B- Invasions : Historiography, Methodology, Case Studies
Coordinator : B. Rossignol
The subject of invasion has left a lasting mark on the historiography of antiquity and especially that of the Roman Empire. The context of invasion necessarily implies very special relations between soldiers, civilians, and “barbarians.” As a crucial moment, it may constitute a rupture, that permanently modifies territorial and political equilibria ; it may also, on account of the damage caused by battle and raids, be seen as a cause of demographic or economic change in the affected territories. Yet invasion is not a straightforward subject of historical study, which is why we feel it is necessary to readdress the topic, both to sketch the state of the question and to grasp new questions that may arise. One part of our work will be carried out in conjunction with the program “Government and Political Cultures in the Roman Empire,” on the topic “When the Empire Withdraws” ; we will also study cases of Roman invasion without lasting impact (of Mesopotamia by Trajan, Scotland under Antoninus, the projects of Marcus Aurelius – Marcomannia and Sarmatia) and cases of cases of barbarian invasion that led to Roman retreats (Dacia and the Agri Decumates).

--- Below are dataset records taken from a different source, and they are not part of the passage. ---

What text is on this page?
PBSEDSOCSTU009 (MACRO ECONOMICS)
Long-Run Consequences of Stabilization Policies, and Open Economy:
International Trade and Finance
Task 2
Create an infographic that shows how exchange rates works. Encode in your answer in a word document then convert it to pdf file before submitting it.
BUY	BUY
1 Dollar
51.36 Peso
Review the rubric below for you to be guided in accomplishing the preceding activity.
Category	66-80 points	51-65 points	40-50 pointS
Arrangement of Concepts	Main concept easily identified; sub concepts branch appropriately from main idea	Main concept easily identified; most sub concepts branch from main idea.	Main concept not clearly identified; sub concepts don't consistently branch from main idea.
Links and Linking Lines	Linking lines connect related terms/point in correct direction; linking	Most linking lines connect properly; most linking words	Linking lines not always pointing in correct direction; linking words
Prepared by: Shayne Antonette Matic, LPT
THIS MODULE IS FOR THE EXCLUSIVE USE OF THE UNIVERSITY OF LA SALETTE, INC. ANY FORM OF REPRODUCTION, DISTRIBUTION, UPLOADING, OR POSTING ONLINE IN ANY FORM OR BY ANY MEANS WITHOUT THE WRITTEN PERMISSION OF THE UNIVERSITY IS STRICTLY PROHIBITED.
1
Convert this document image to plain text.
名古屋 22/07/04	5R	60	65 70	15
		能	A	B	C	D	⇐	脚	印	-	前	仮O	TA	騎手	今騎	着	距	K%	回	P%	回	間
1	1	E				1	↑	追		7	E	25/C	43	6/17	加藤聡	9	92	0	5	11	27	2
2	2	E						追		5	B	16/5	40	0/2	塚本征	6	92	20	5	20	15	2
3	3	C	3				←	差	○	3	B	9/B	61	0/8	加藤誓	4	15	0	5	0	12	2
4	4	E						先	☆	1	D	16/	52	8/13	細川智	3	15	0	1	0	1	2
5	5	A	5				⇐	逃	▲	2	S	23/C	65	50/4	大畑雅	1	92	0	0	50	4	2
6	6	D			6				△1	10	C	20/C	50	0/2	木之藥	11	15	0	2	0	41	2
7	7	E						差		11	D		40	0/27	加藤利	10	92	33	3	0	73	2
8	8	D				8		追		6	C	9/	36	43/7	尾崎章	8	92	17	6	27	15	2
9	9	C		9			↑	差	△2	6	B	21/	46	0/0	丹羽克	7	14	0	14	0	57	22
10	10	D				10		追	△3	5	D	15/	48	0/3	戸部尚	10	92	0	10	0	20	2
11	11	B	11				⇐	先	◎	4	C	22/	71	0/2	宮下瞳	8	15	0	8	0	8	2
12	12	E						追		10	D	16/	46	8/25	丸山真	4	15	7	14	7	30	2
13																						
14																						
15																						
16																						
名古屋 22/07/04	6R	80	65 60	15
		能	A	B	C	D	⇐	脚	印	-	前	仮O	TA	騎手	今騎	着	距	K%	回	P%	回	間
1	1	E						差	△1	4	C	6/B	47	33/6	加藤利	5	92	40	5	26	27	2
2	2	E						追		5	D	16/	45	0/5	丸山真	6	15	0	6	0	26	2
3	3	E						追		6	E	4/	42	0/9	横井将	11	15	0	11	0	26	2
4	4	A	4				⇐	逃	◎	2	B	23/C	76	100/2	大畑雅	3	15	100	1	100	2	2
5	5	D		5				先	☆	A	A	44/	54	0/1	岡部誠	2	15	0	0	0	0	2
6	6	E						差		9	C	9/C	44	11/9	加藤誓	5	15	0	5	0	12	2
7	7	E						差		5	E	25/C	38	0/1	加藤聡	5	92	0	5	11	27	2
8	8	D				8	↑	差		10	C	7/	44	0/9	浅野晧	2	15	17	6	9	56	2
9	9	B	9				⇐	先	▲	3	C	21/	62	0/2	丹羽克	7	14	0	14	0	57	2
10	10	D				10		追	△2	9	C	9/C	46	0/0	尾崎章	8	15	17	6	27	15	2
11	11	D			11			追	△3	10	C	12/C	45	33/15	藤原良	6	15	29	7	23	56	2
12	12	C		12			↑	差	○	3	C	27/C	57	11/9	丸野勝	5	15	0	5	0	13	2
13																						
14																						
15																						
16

The theme will also enable us to pursue active collaboration and follow-up with the ATEG research group (Antiquité Tardive dans l’Est de la Gaule ; coordinated by M. Kasprzyk, INRAP), with which the team was associated during the period 2010-2013 under the program “Soldiers, Civilians, and Barbarians.”
→ Projected projects :
Workshops (analysis of sources, of contemporary scientific literature), study days, collaboration and joint organization, with the program « Gouvernement et cultures politiques dans l’empire romain » or "Government and political cultures in the Roman empire".